David gewinnt gegen Goliath

Pascual Carrión nennt 30 Hektar Land, rund 500 Schafe und 70 Ziegen sein Eigen. Er lebt im Norden von Murcia in der 20.000 Einwohner starken Gemeinde Jumilla. Im Jahr 2006 genehmigte der Gemeinderat ein Bauprojekt von gewaltigen Ausmaßen, bestehend aus einer Luxus-Wohnsiedlung mit 15.000 Eigenheimen und zwei Golfplätzen, die zum Teil auf seinem Land gebaut werden sollten.

Murcia – Carrión sollte zu diesem Zweck enteignet werden und eine Entschädigung erhalten. Damit begann sein Kampf.

Eine Klage und eine Berufung wurden vom Oberlandesgericht von Murcia abgewiesen, weil man der Auffassung war, hier stehe das Wohl eines Einzelnen gegen das Gemeinwohl. Eine weitere Klage vor dem Spanischen Obersten Gerichtshof wurde wegen formaler Fehler eingestellt. Erst bei einem erneuten Anlauf vor dem Oberlandesgericht, bei dem es hauptsächlich darum ging, dass in der Gegend nicht genug Wasser für ein solches Großprojekt verfügbar ist, stoppte dieses im Jahr 2010 das Projekt zunächst per einstweiliger Verfügung (das Wochenblatt berichtete). Nun ist das endgültige Urteil ergangen, Pascual Carrión bekam recht, nicht weil sein Eigentum und seine angestammte Existenz der Justiz schützenswert erscheinen, sondern weil die Wasserversorgung der Golfplätze und Luxusresidenzen nicht gesichert ist. Der Gemeinderat verzichtete darauf, in Berufung zu gehen, und die Baugesellschaft wird nun ein kleineres Projekt mit gesicherter Wasserversorgung vorlegen, dass nicht auf das Land des Schäfers zugreift.

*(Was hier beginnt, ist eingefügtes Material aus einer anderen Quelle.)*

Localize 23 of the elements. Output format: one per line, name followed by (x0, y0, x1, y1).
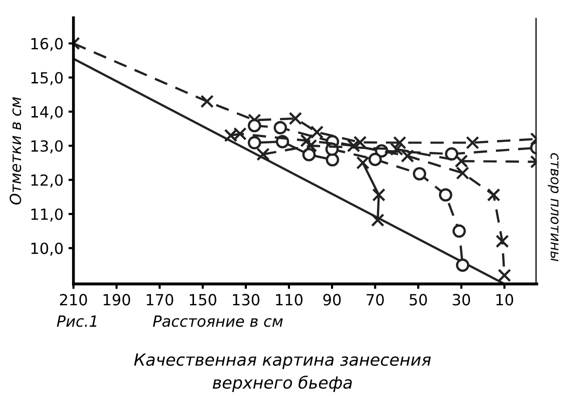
x-tick-label: 30 (452, 294, 470, 306)
x-axis-title: Расстояние в см (152, 316, 283, 327)
x-tick-label: 150 (190, 294, 216, 306)
x-tick-label: 50 (410, 294, 427, 306)
y-axis-title: Отметки в см (10, 97, 22, 205)
x-tick-label: 210 (60, 294, 88, 306)
y-tick-label: 11,0 (31, 208, 63, 222)
y-tick-label: 10,0 (31, 242, 63, 256)
text: Рис.1 (56, 316, 96, 327)
text: Качественная картина занесения верхнего бьефа (134, 354, 431, 392)
x-tick-label: 10 (496, 294, 514, 306)
y-tick-label: 15,0 (31, 72, 63, 86)
x-tick-label: 90 (323, 294, 341, 306)
y-tick-label: 13,0 (31, 140, 63, 154)
x-tick-label: 110 (276, 294, 303, 306)
x-tick-label: 70 (366, 294, 384, 306)
y-tick-label: 16,0 (31, 38, 63, 51)
y-tick-label: 12,0 (31, 174, 63, 188)
ref-line-label: створ плотины (548, 153, 559, 262)
y-tick-label: 14,0 (31, 106, 63, 120)
x-tick-label: 190 (104, 294, 130, 306)
x-tick-label: 170 (146, 294, 174, 306)
x-tick-label: 130 (232, 294, 260, 306)
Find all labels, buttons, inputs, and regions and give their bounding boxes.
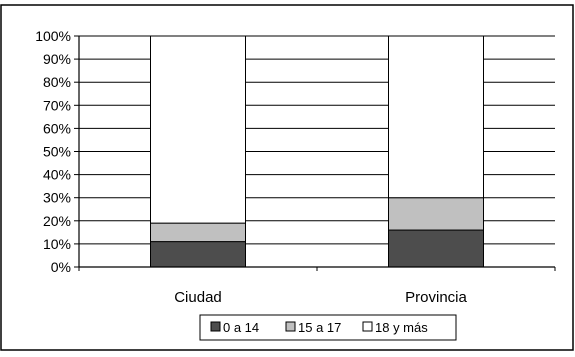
y-tick-label: 70% (43, 97, 71, 113)
bar-segment (388, 35, 484, 199)
y-tick-label: 0% (51, 259, 71, 275)
y-tick-label: 80% (43, 74, 71, 90)
legend-swatch (285, 321, 296, 332)
x-category-label: Provincia (405, 289, 467, 306)
axis-labels: 0% 10% 20% 30% 40% 50% 60% 70% 80% 90% 100% Ciudad P… (35, 28, 467, 306)
y-tick-label: 90% (43, 51, 71, 67)
y-tick-label: 10% (43, 236, 71, 252)
bar-segment (150, 35, 246, 224)
legend-label: 15 a 17 (298, 320, 341, 335)
bars (150, 35, 484, 268)
bar-segment (150, 241, 246, 268)
y-tick-label: 20% (43, 213, 71, 229)
bar-segment (388, 229, 484, 268)
axes (74, 35, 556, 271)
legend-box (199, 314, 457, 341)
legend: 0 a 14 15 a 17 18 y más (199, 314, 457, 341)
y-tick-label: 60% (43, 120, 71, 136)
chart-frame (0, 4, 574, 351)
legend-swatch (362, 321, 373, 332)
y-tick-label: 30% (43, 190, 71, 206)
y-tick-label: 100% (35, 28, 71, 44)
legend-label: 0 a 14 (223, 320, 259, 335)
legend-label: 18 y más (375, 320, 428, 335)
legend-swatch (210, 321, 221, 332)
x-category-label: Ciudad (174, 289, 222, 306)
bar-segment (150, 222, 246, 243)
bar-segment (388, 197, 484, 231)
y-tick-label: 50% (43, 144, 71, 160)
y-tick-label: 40% (43, 167, 71, 183)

30.000 Euro und ein gutes Stück seiner Gesundheit hat diesen der Kampf gekostet. Um sein Recht zu bekommen, war er gezwungen, Schulden zu machen. Und noch ist der Kampf nicht vorbei, im Hinblick auf das Bauprojekt wurde eine Stromtrasse gebaut, die über sein Grundstück führt, ohne dass er sein Einverständnis dazu gegeben hätte. Er wird nun wieder vor Gericht ziehen müssen, um zu erreichen, dass die Masten wieder entfernt werden.

Dem Schäfer geht es darum, sein Eigentum und seine Lebensweise zu erhalten. Viereinhalb Millionen Euro, die ihm die Baugesellschaft angeboten hatte, schlug er aus und zog es vor, sich für den Kampf um sein Heim und seine Tiere zu verschulden.